Quote Originally Posted by ACE135 View Post
Shouldn't the fact of more variety in dungeons be enough of a reward?
Variety is a novelty. Its only necessarily good parts have an expiration date. The rest comes down to setting beneficial precedents, but you can't expect someone to appreciate those things each time on a daily basis (or however often they're running dungeons).

Quote Originally Posted by Frosthaven View Post
You'd need a way to ensure players enjoy the mechanics and side content of dungeons enough to want to do it - and I'm just not sure how that can be accomplished anymore.
For me, doing pre-nerf Pharos Sirius -- at least with more or less competent players without any significant attitude problems -- was intrinsically fun. It could have been better in a handful of different ways or an extra load of excitement or whatnot, but I quite enjoyed it. But that leaves two issues: I'm me, and may not be representative of most players, and that requires a group of "more or less competent players without any significant attitude problems".

So how do I, say, get access to a boss that finally stimulates my interests but doesn't create an effectively impassible or just heavily frustrating wall for the typical player? (For those performing far below the typical player, let us assume for now that the game might one day care about a reasonable difficulty curve, in-game teaching, and so on and thus raise the bottom tier as to no longer be either isolated from everyone else or pandered to at everyone else's expense.)

Now, the easy response would be that you can't and are forever doomed to one majority of the players... despite . It usually happens to be false, however. There are much smaller components that affect whether content attracts or repels us, and in what way, and to what degree, and to what overall effect. Most of those components can be more or less uniquely targeted. Even when you think they're inseparable, that's usually because of something else in your package you have yet to identify, or just a small mechanical issue you have yet to have your Eureka / feel-dumb-once-you-see-it moment to fix. Problem is, those corrections take time and what incredibly few things can't be feasibly separated excuse... nearly all design issues as a vain effort in compromise.

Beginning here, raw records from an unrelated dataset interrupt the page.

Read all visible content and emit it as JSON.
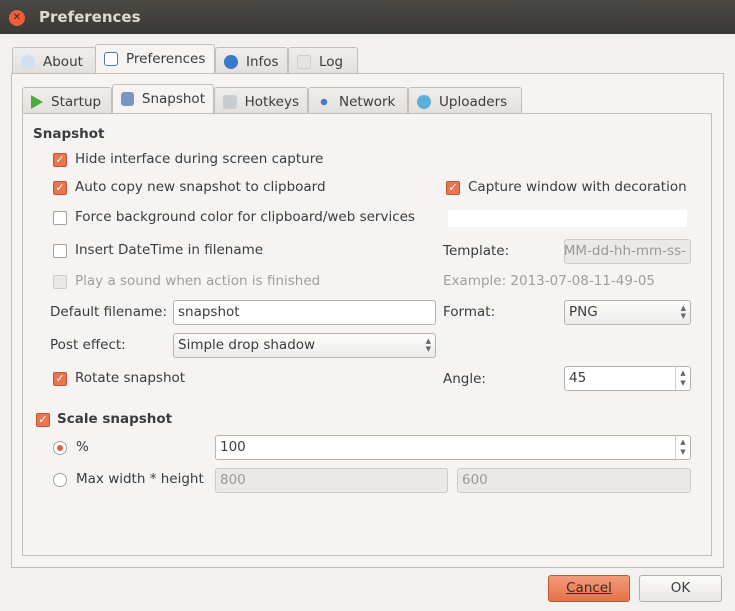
{
  "window": {
    "title": "Preferences"
  },
  "main_tabs": [
    {
      "label": "About"
    },
    {
      "label": "Preferences"
    },
    {
      "label": "Infos"
    },
    {
      "label": "Log"
    }
  ],
  "sub_tabs": [
    {
      "label": "Startup"
    },
    {
      "label": "Snapshot"
    },
    {
      "label": "Hotkeys"
    },
    {
      "label": "Network"
    },
    {
      "label": "Uploaders"
    }
  ],
  "snapshot": {
    "section_title": "Snapshot",
    "hide_interface": {
      "label": "Hide interface during screen capture",
      "checked": true
    },
    "auto_copy": {
      "label": "Auto copy new snapshot to clipboard",
      "checked": true
    },
    "capture_decoration": {
      "label": "Capture window with decoration",
      "checked": true
    },
    "force_bg": {
      "label": "Force background color for clipboard/web services",
      "checked": false
    },
    "insert_datetime": {
      "label": "Insert DateTime in filename",
      "checked": false
    },
    "play_sound": {
      "label": "Play a sound when action is finished",
      "checked": false
    },
    "template_label": "Template:",
    "template_value": "-MM-dd-hh-mm-ss",
    "example": "Example: 2013-07-08-11-49-05",
    "default_filename_label": "Default filename:",
    "default_filename": "snapshot",
    "format_label": "Format:",
    "format": "PNG",
    "post_effect_label": "Post effect:",
    "post_effect": "Simple drop shadow",
    "rotate": {
      "label": "Rotate snapshot",
      "checked": true
    },
    "angle_label": "Angle:",
    "angle": "45"
  },
  "scale": {
    "label": "Scale snapshot",
    "checked": true,
    "percent_label": "%",
    "percent_value": "100",
    "percent_selected": true,
    "max_label": "Max width * height",
    "width": "800",
    "height": "600"
  },
  "buttons": {
    "cancel": "Cancel",
    "ok": "OK"
  },
  "colors": {
    "accent": "#e8764e",
    "titlebar": "#3c3b37"
  }
}
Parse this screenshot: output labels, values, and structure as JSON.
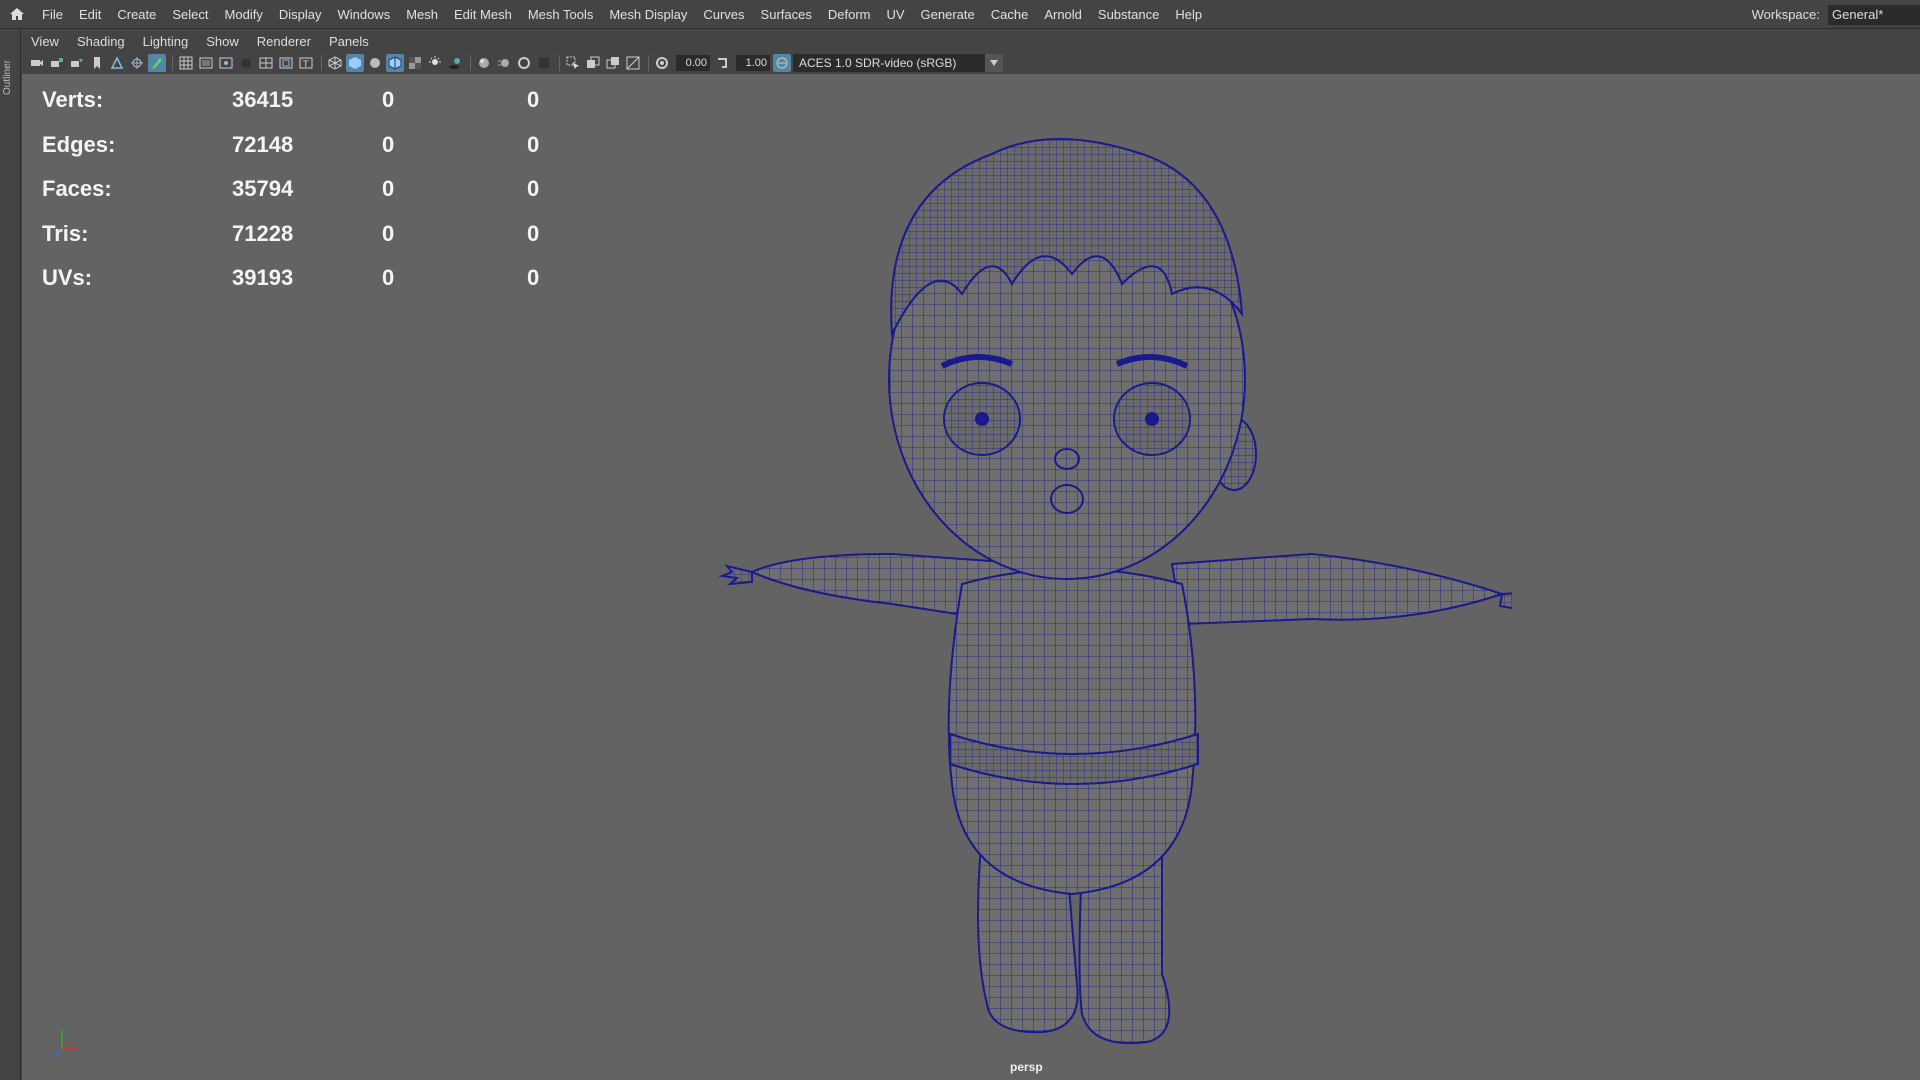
{
  "menubar": {
    "items": [
      "File",
      "Edit",
      "Create",
      "Select",
      "Modify",
      "Display",
      "Windows",
      "Mesh",
      "Edit Mesh",
      "Mesh Tools",
      "Mesh Display",
      "Curves",
      "Surfaces",
      "Deform",
      "UV",
      "Generate",
      "Cache",
      "Arnold",
      "Substance",
      "Help"
    ],
    "workspace_label": "Workspace:",
    "workspace_value": "General*"
  },
  "outliner": {
    "tab_label": "Outliner"
  },
  "panel_menu": {
    "items": [
      "View",
      "Shading",
      "Lighting",
      "Show",
      "Renderer",
      "Panels"
    ]
  },
  "toolbar": {
    "exposure_value": "0.00",
    "gamma_value": "1.00",
    "color_space": "ACES 1.0 SDR-video (sRGB)"
  },
  "hud": {
    "rows": [
      {
        "label": "Verts:",
        "value": "36415",
        "z1": "0",
        "z2": "0"
      },
      {
        "label": "Edges:",
        "value": "72148",
        "z1": "0",
        "z2": "0"
      },
      {
        "label": "Faces:",
        "value": "35794",
        "z1": "0",
        "z2": "0"
      },
      {
        "label": "Tris:",
        "value": "71228",
        "z1": "0",
        "z2": "0"
      },
      {
        "label": "UVs:",
        "value": "39193",
        "z1": "0",
        "z2": "0"
      }
    ]
  },
  "viewport": {
    "camera": "persp",
    "background_color": "#636363",
    "wire_color": "#1a1a8c"
  }
}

Let's consider some examples. Mechanical and gear-based difficulty are night and day from each other, despite falling under the same buzzword, and even within each there are things people like or do not like. Complexity (interlinking systems) and convolution (bloat and excessive codependence) both raise skill ceilings and knowledge requirements, but one tends to feel far worse because it devalues general intelligence in favor of counter-intuitive memorization. Even if we limit things down to "button-based engagement", so we're not looking at any feelings towards button bloat or the like, but just the results based on whether a player feels they do or do not have enough to press in any given moment, there are preferences for apm over time, minimum apm, maximum apm, and the frequency of apm spikes; more complex, there are going to differences based on whether one is using a controller or keyboard, and whether they toolkit lends itself well enough to an efficient layout for either to work as efficiently as possible. That's not to say that ever component will oblige a dive into an unknown depth of other factors so much as that simple, often seemingly trivial issues and inefficiencies are going to have cumulative effect on content, even if they normally fall outside of discussion and there are some ways of providing a given component (e.g. "difficulty not owed to memorization") that most players will agree is better, even if they disagree on how much of that component they want in the course of trying to achieve... some other component.

I'll spare you all the rant on examples of 'generally good' vs. 'noticeably flawed' design for now; I ask only that you trust that most of these so-called compromises aren't as clear-cut or zero-sum as they're made out to be. The challenge instead lies less in whom to target (and whom to leave out, by varying degree) as which processes are enjoyable and how can those processes be combined in such a way that more people feel like they've suffered little to no compromise in that content.